Luckily, as Zeus would have it, traditional Greek food is naturally healthy, and the Mediterranean diet is considered one of the healthiest diets in the world. It’s the over-consumption of these foods that is the problem, and overeating is something people do at every Greek festival. I’m 24-years-old. I have never missed Salt Lake City’s Greek festival (one of the country’s largest and most successful). I’ve learned much about the food we serve and I am offering some simple tips to make your Greek Festival easy on your waistline. Here are 5 small festival eating tweaks plus one simple suggestion to make your next Greek festival visit a lean one.

  1. First, fill your plate with vegetables and finger food. Every Greek festival will have them. Load up on salates (salad) or fassolakia (green beans in tomato sauce). Both are delicious and healthy choices. This is also a good time to add some finger items to your plate. While they may be buttery or contain fatty oils, they still remain healthy. So go ahead with some cheese and olives. Have a piece of tiropita (cheese pie) or spanakopita (spinach pie). All of these items, even if they are buttery or filled with filo, will fill you up fast and slow you down as you eat. By having a lot of variety on your plate, you’ll ultimately eat more slowly and eat less. Just don’t load up on them. And don’t gobble.
  2. Greeks love meat (what do you mean you don’t eat no meat?) so you’ll definitely be able to find protein at any Greek festival. Think Atkins diet. Load up on protein. The best options are skewered or baked meats, especially chicken or lean pork. If you must have pita, have a small piece. And try to avoid—seriously—gyros.
  3. No Greek festival is complete without lots of carbohydrate options. You’re likely going to find pilafi (Greek lemon rice), pastichio (Greek meat casserole), and patates (potatoes). Not to mention an assortment of pitas and bread. Here is what you must do: If you’re going to have any of these, pick a favorite and stick to it. (For example, don’t have potatoes plus rice). One and out. Again, don’t load up. Your plate should be full of salad, remember?
  4. Greeks are world famous for our desserts. We have baklava, rizogolo, kataifi, galaktoboureko, loukoumades, melomakarona and need I go on? I’m not even going to list all the rest because to a foreign ear it all sounds like gibberish and we just want to eat them, right? It’s true: everything in moderation. So, have dessert. Here’s the trick however. Order a plate full of different desserts, have one or two, but then save the rest and serve them at your next party, take them to a neighbors home, or bring them back to your festival table and share with everyone around you. You will make many friends. Just sit back, nibble on a koulouria, dip it in your Greek coffee and enjoy. Let everyone else have the Greek fanny, not you.
  5. Which is the final tip for today. What do I wash down all that food with? At most Greek festivals you’ll have an assortment of sodas, beers, wine, alcohol and the previously mentioned Greek coffee. That’s all fine, just don’t start screaming “OPA” to the security guards. Again, it’s moderation. Nothing ruins any Greek party faster than a loud drunk. Haven’t we all noticed throughout Greece, we seldom see a drunk local person? Why ruin your Greek festival by over consuming alcohol, which contains extra calories, and will cause you to eat more. It’s a double edged sword. If you can’t stick to plain water, I suggest wine. As for Greek coffee or frappes, the solution is simple—avoid the sugar. Sugar is the number one cause of diabetes in America, and no one is exempt.
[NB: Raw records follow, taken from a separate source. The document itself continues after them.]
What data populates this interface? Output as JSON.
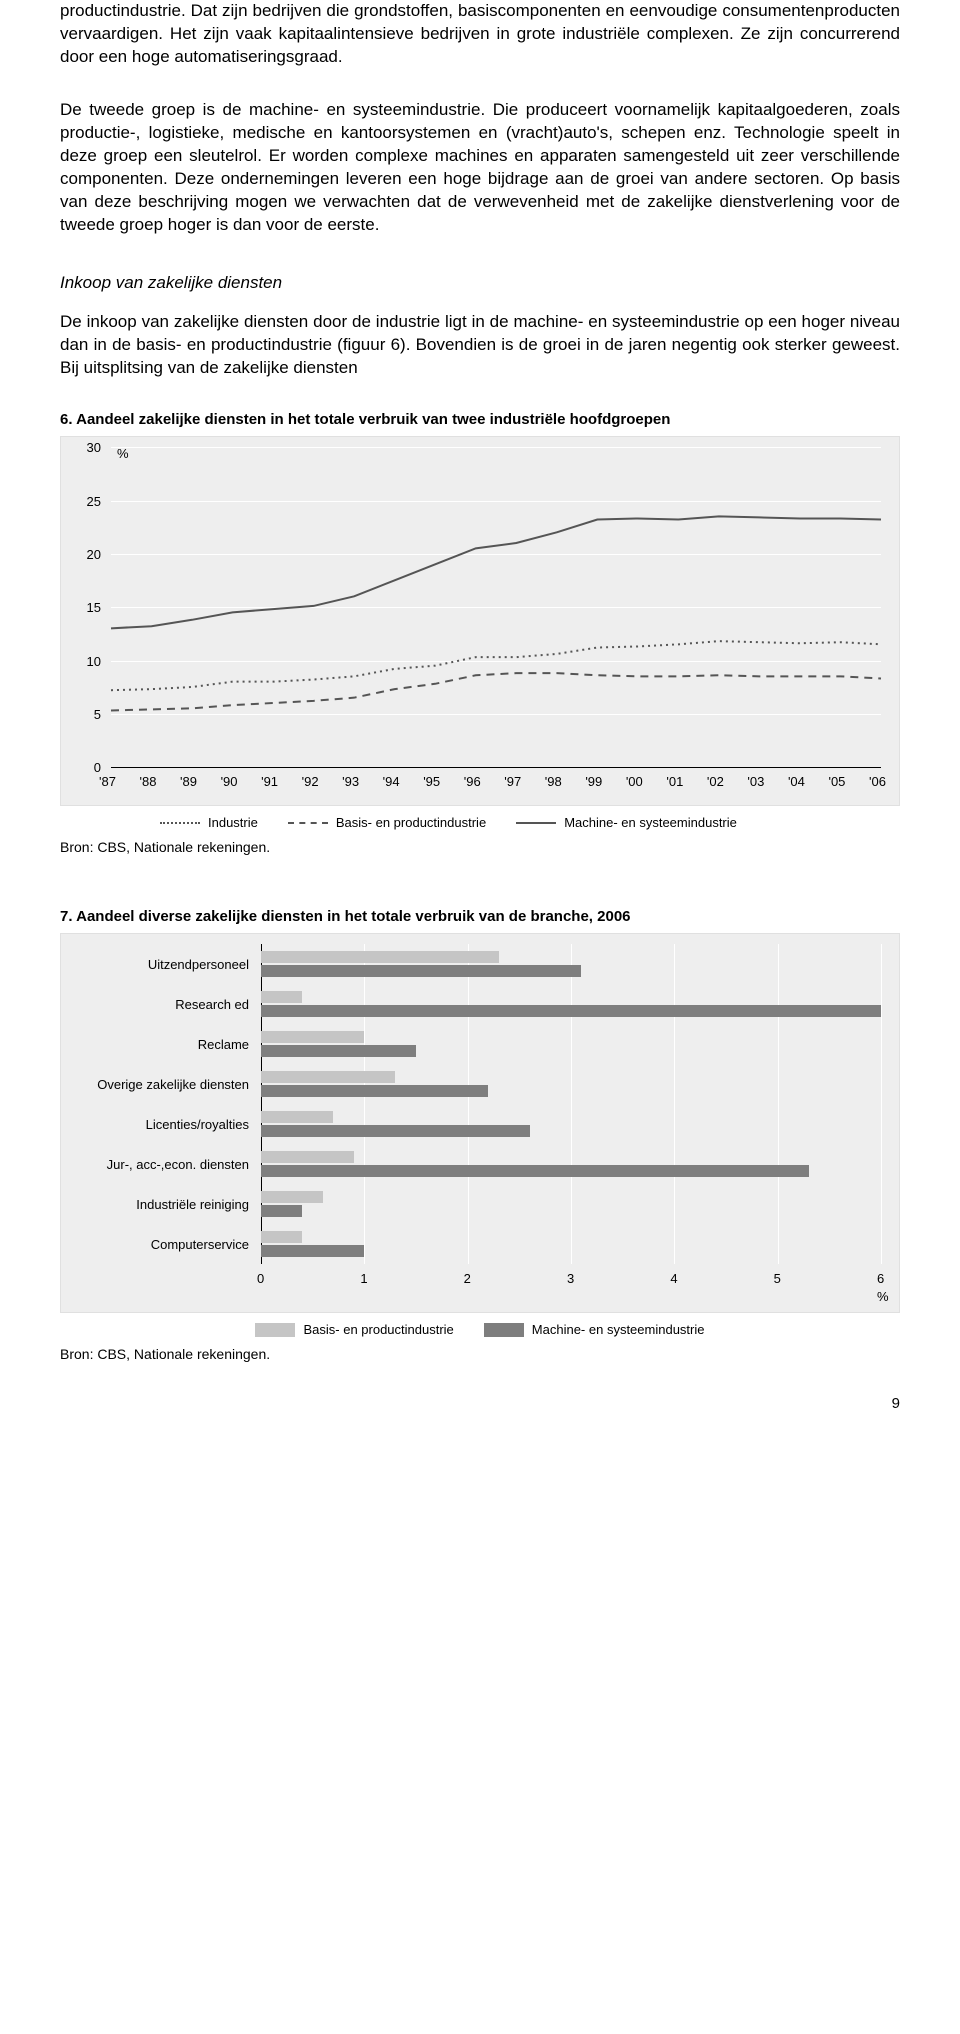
{
  "paragraph1": "productindustrie. Dat zijn bedrijven die grondstoffen, basiscomponenten en eenvoudige consumentenproducten vervaardigen. Het zijn vaak kapitaalintensieve bedrijven in grote industriële complexen. Ze zijn concurrerend door een hoge automatiseringsgraad.",
  "paragraph2": "De tweede groep is de machine- en systeemindustrie. Die produceert voornamelijk kapitaalgoederen, zoals productie-, logistieke, medische en kantoorsystemen en (vracht)auto's, schepen enz. Technologie speelt in deze groep een sleutelrol. Er worden complexe machines en apparaten samengesteld uit zeer verschillende componenten. Deze ondernemingen leveren een hoge bijdrage aan de groei van andere sectoren. Op basis van deze beschrijving mogen we verwachten dat de verwevenheid met de zakelijke dienstverlening voor de tweede groep hoger is dan voor de eerste.",
  "heading": "Inkoop van zakelijke diensten",
  "paragraph3": "De inkoop van zakelijke diensten door de industrie ligt in de machine- en systeemindustrie op een hoger niveau dan in de basis- en productindustrie (figuur 6). Bovendien is de groei in de jaren negentig ook sterker geweest. Bij uitsplitsing van de zakelijke diensten",
  "chart6": {
    "title": "6. Aandeel zakelijke diensten in het totale verbruik van twee industriële hoofdgroepen",
    "type": "line",
    "y_unit": "%",
    "ylim": [
      0,
      30
    ],
    "yticks": [
      0,
      5,
      10,
      15,
      20,
      25,
      30
    ],
    "x_categories": [
      "'87",
      "'88",
      "'89",
      "'90",
      "'91",
      "'92",
      "'93",
      "'94",
      "'95",
      "'96",
      "'97",
      "'98",
      "'99",
      "'00",
      "'01",
      "'02",
      "'03",
      "'04",
      "'05",
      "'06"
    ],
    "background_color": "#eeeeee",
    "grid_color": "#ffffff",
    "line_color": "#555555",
    "series": [
      {
        "name": "Industrie",
        "style": "dotted",
        "values": [
          7.2,
          7.3,
          7.5,
          8.0,
          8.0,
          8.2,
          8.5,
          9.2,
          9.5,
          10.3,
          10.3,
          10.6,
          11.2,
          11.3,
          11.5,
          11.8,
          11.7,
          11.6,
          11.7,
          11.5
        ]
      },
      {
        "name": "Basis- en productindustrie",
        "style": "dashed",
        "values": [
          5.3,
          5.4,
          5.5,
          5.8,
          6.0,
          6.2,
          6.5,
          7.3,
          7.8,
          8.6,
          8.8,
          8.8,
          8.6,
          8.5,
          8.5,
          8.6,
          8.5,
          8.5,
          8.5,
          8.3
        ]
      },
      {
        "name": "Machine- en systeemindustrie",
        "style": "solid",
        "values": [
          13.0,
          13.2,
          13.8,
          14.5,
          14.8,
          15.1,
          16.0,
          17.5,
          19.0,
          20.5,
          21.0,
          22.0,
          23.2,
          23.3,
          23.2,
          23.5,
          23.4,
          23.3,
          23.3,
          23.2
        ]
      }
    ],
    "source": "Bron: CBS, Nationale rekeningen.",
    "legend_labels": [
      "Industrie",
      "Basis- en productindustrie",
      "Machine- en systeemindustrie"
    ]
  },
  "chart7": {
    "title": "7. Aandeel diverse zakelijke diensten in het totale verbruik van de branche, 2006",
    "type": "bar",
    "x_unit": "%",
    "xlim": [
      0,
      6
    ],
    "xticks": [
      0,
      1,
      2,
      3,
      4,
      5,
      6
    ],
    "background_color": "#eeeeee",
    "grid_color": "#ffffff",
    "colors": {
      "basis": "#c5c5c5",
      "machine": "#7e7e7e"
    },
    "categories": [
      "Uitzendpersoneel",
      "Research ed",
      "Reclame",
      "Overige zakelijke diensten",
      "Licenties/royalties",
      "Jur-, acc-,econ. diensten",
      "Industriële reiniging",
      "Computerservice"
    ],
    "series": [
      {
        "name": "Basis- en productindustrie",
        "color": "#c5c5c5",
        "values": [
          2.3,
          0.4,
          1.0,
          1.3,
          0.7,
          0.9,
          0.6,
          0.4
        ]
      },
      {
        "name": "Machine- en systeemindustrie",
        "color": "#7e7e7e",
        "values": [
          3.1,
          6.0,
          1.5,
          2.2,
          2.6,
          5.3,
          0.4,
          1.0
        ]
      }
    ],
    "source": "Bron: CBS, Nationale rekeningen.",
    "legend_labels": [
      "Basis- en productindustrie",
      "Machine- en systeemindustrie"
    ]
  },
  "page_number": "9"
}
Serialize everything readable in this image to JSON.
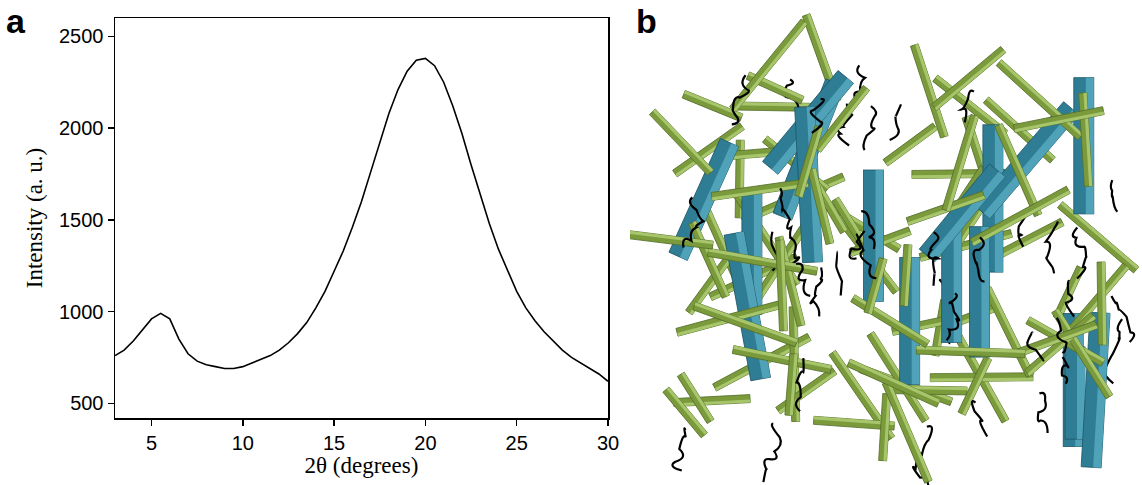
{
  "chart_data": {
    "type": "line",
    "panel_label": "a",
    "x_label": "2θ (degrees)",
    "y_label": "Intensity (a. u.)",
    "x": [
      3,
      3.5,
      4,
      4.5,
      5,
      5.5,
      6,
      6.5,
      7,
      7.5,
      8,
      8.5,
      9,
      9.5,
      10,
      10.5,
      11,
      11.5,
      12,
      12.5,
      13,
      13.5,
      14,
      14.5,
      15,
      15.5,
      16,
      16.5,
      17,
      17.5,
      18,
      18.5,
      19,
      19.5,
      20,
      20.5,
      21,
      21.5,
      22,
      22.5,
      23,
      23.5,
      24,
      24.5,
      25,
      25.5,
      26,
      26.5,
      27,
      27.5,
      28,
      28.5,
      29,
      29.5,
      30
    ],
    "values": [
      760,
      790,
      840,
      900,
      960,
      990,
      960,
      850,
      770,
      730,
      710,
      700,
      690,
      690,
      700,
      720,
      740,
      760,
      790,
      830,
      880,
      940,
      1020,
      1110,
      1220,
      1330,
      1460,
      1600,
      1760,
      1920,
      2080,
      2210,
      2310,
      2370,
      2380,
      2340,
      2250,
      2120,
      1970,
      1800,
      1640,
      1480,
      1340,
      1220,
      1110,
      1020,
      950,
      890,
      840,
      790,
      750,
      720,
      690,
      660,
      620
    ],
    "color": "#000000",
    "xlim": [
      3,
      30
    ],
    "xticks": [
      5,
      10,
      15,
      20,
      25,
      30
    ],
    "ylim": [
      420,
      2600
    ],
    "yticks": [
      500,
      1000,
      1500,
      2000,
      2500
    ],
    "grid": false
  },
  "diagram": {
    "panel_label": "b"
  }
}
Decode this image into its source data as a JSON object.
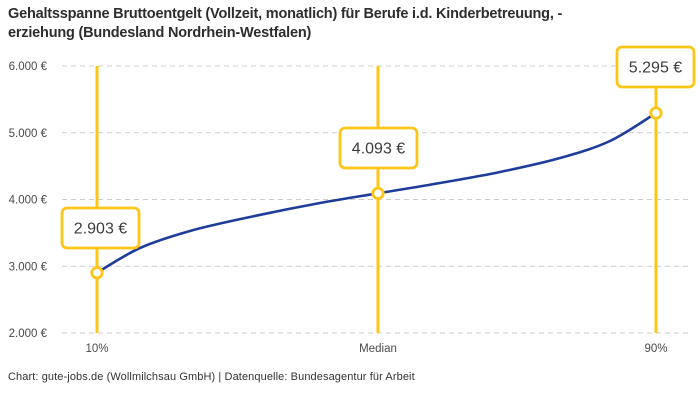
{
  "title": {
    "line1": "Gehaltsspanne Bruttoentgelt (Vollzeit, monatlich) für Berufe i.d. Kinderbetreuung, -",
    "line2": "erziehung (Bundesland Nordrhein-Westfalen)"
  },
  "footer": {
    "attribution": "Chart: gute-jobs.de (Wollmilchsau GmbH) | Datenquelle: Bundesagentur für Arbeit"
  },
  "chart_data": {
    "type": "line",
    "title": "Gehaltsspanne Bruttoentgelt (Vollzeit, monatlich) für Berufe i.d. Kinderbetreuung, -erziehung (Bundesland Nordrhein-Westfalen)",
    "categories": [
      "10%",
      "Median",
      "90%"
    ],
    "values": [
      2903,
      4093,
      5295
    ],
    "value_labels": [
      "2.903 €",
      "4.093 €",
      "5.295 €"
    ],
    "series_name": "Bruttoentgelt",
    "y_ticks": [
      2000,
      3000,
      4000,
      5000,
      6000
    ],
    "y_tick_labels": [
      "2.000 €",
      "3.000 €",
      "4.000 €",
      "5.000 €",
      "6.000 €"
    ],
    "ylim": [
      2000,
      6000
    ],
    "xlabel": "",
    "ylabel": "",
    "grid": "horizontal-dashed",
    "legend": "none",
    "colors": {
      "curve": "#1e3d9b",
      "accent": "#fdc516",
      "gridline": "#cccccc",
      "label_text": "#3c3c3c",
      "axis_text": "#4a4a4a"
    }
  }
}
Order your caffeine either metrio (light sugar, light cream) or sketo (no sugar).

And here’s that bonus tip: get up and walk around. If they’ll allow it, join in for a Greek dance or two, even if you don’t know the steps. You’ll burn calories while you’re at the festival.

During a Greek Festival it’s inevitable to be tempted by every food, drink, and sweet option imaginable. If you failed at the above tips, and over consumed too much, start the next day, getting more activity and eating less, and don’t put yourself down for it. Enjoy everything there is to do at a Greek festival, but just don’t get a Greek fanny over it.